Statins, the most common cholesterol-lowering drugs, are safe for people with chronic liver disease including NASH, despite a lingering misconception that they harm the liver. The American Heart Association and American College of Cardiology recommend statin use in patients with chronic and stable liver disease. A large population-based study found that high-intensity statins were associated with a 17 percent lower risk of death from any cause and a 28 percent lower risk of liver-related death compared to lower-intensity statins in people with chronic liver disease. True statin-induced liver injury is exceptionally rare, and the benefits clearly outweigh the risks for most patients.

Monitoring Your Liver Over Time

NASH treatment isn’t a one-and-done process. Your liver’s response to weight loss, medication, or other interventions needs to be tracked over time. Non-invasive tests have largely replaced the need for repeat liver biopsies in routine monitoring. The two most common are vibration-controlled transient elastography (often called FibroScan) and magnetic resonance elastography, both of which measure liver stiffness as a proxy for fibrosis severity. Blood-based scoring systems that combine standard lab values can also help track trends.

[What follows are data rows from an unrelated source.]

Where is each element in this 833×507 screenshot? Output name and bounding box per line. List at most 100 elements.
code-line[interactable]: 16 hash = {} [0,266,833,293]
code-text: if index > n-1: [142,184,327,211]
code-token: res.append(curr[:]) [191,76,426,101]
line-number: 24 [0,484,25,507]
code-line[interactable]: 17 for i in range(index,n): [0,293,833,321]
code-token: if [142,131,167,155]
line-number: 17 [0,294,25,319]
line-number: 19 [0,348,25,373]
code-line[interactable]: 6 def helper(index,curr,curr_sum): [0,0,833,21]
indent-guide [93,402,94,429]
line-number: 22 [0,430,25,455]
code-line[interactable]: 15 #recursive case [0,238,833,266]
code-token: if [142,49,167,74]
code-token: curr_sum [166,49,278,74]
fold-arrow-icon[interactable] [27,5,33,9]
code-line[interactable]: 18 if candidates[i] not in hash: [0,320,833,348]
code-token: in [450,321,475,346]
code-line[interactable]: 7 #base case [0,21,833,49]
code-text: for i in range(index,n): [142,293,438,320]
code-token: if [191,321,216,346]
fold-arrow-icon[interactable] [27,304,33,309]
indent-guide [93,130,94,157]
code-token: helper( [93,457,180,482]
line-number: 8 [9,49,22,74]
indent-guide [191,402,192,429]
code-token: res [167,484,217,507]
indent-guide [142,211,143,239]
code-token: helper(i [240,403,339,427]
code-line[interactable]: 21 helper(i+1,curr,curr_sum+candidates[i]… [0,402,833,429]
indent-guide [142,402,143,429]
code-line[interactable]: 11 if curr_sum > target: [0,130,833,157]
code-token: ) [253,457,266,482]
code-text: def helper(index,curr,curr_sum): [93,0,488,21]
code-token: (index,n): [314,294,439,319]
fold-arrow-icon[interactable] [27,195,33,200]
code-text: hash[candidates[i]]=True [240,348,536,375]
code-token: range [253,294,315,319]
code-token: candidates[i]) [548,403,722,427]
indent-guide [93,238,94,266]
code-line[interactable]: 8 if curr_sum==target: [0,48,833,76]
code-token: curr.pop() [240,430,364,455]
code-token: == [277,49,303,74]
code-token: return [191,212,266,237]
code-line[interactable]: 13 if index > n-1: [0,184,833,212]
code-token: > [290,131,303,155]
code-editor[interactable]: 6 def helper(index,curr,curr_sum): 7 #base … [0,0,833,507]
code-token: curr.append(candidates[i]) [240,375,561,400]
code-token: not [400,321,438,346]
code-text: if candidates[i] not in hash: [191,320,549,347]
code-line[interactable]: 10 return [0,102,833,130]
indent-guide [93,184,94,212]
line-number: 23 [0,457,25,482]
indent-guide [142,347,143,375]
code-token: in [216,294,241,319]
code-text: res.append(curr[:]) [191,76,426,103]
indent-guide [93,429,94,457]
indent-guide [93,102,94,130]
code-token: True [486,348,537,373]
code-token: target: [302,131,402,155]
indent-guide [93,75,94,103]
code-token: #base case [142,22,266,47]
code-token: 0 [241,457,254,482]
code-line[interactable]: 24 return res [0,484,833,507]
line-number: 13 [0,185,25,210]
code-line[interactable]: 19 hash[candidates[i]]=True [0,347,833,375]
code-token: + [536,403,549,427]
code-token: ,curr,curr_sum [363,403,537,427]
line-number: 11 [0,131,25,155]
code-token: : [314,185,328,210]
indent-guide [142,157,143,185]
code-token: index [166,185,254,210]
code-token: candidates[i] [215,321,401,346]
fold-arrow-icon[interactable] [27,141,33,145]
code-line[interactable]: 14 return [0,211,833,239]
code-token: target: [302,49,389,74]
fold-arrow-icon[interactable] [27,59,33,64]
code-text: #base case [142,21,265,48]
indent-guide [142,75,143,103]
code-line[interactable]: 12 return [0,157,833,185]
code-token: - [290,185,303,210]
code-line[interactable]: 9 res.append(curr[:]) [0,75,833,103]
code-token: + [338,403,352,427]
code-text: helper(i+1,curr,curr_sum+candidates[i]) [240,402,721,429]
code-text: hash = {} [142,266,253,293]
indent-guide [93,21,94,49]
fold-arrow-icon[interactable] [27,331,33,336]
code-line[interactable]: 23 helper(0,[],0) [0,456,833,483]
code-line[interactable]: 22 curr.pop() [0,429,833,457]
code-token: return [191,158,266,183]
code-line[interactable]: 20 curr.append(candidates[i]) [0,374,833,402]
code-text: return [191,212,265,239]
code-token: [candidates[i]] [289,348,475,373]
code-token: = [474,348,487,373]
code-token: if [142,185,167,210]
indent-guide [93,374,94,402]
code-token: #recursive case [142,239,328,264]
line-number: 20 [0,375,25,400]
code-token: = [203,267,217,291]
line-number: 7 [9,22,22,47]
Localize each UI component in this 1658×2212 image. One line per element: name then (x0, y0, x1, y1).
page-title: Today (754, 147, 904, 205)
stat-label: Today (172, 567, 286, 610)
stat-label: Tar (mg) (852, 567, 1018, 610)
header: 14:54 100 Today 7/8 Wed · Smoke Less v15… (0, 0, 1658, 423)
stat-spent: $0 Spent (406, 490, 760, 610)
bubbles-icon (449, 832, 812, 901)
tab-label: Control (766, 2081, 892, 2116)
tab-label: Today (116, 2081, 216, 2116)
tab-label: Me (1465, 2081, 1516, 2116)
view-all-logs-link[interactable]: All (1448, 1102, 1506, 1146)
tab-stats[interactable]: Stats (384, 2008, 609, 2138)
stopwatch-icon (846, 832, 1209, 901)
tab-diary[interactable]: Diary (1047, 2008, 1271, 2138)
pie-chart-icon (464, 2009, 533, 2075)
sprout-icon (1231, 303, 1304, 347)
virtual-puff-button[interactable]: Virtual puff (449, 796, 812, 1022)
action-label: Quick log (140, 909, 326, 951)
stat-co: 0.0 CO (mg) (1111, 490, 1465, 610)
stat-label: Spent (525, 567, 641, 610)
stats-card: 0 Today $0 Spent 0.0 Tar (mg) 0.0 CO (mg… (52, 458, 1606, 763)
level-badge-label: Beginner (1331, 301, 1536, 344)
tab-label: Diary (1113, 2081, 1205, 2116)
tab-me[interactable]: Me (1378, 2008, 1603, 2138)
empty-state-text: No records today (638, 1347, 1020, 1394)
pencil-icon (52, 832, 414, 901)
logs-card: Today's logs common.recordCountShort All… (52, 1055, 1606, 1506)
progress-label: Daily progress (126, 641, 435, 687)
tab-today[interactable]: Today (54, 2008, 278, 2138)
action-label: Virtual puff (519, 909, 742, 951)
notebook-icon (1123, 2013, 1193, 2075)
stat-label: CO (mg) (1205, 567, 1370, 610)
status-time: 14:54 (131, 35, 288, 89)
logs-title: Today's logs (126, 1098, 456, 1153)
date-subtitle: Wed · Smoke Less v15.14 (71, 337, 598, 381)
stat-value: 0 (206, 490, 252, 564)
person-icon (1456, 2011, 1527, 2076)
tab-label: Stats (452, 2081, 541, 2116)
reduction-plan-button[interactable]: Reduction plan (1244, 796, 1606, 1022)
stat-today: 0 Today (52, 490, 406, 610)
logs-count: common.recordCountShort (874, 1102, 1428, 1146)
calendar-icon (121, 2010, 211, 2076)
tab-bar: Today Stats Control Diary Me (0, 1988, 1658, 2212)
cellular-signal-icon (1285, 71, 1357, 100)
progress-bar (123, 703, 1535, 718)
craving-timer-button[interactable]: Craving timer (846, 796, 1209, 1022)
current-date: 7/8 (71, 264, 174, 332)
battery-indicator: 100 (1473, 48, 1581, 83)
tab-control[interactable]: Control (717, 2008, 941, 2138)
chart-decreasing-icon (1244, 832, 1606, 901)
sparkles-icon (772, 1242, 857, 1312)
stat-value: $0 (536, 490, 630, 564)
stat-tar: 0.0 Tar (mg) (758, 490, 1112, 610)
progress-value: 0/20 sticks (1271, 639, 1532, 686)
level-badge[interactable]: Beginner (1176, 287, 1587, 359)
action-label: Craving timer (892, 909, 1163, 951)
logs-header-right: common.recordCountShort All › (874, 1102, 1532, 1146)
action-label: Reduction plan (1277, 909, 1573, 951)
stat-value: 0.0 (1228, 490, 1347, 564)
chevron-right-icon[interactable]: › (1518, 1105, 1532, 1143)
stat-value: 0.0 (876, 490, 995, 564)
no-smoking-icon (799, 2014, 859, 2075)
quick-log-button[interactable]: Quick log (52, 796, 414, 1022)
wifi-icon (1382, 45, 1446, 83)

Guidelines from the American Gastroenterological Association recommend serial monitoring with these tools, particularly for patients with advanced fibrosis (stages F3 and F4), because liver stiffness correlates with the risk of developing serious complications like portal hypertension. No specific interval is mandated, but most clinicians reassess every 6 to 12 months depending on disease severity and whether treatment has recently changed. These measurements help determine whether your fibrosis is stable, improving, or progressing, which directly shapes decisions about escalating or adjusting treatment.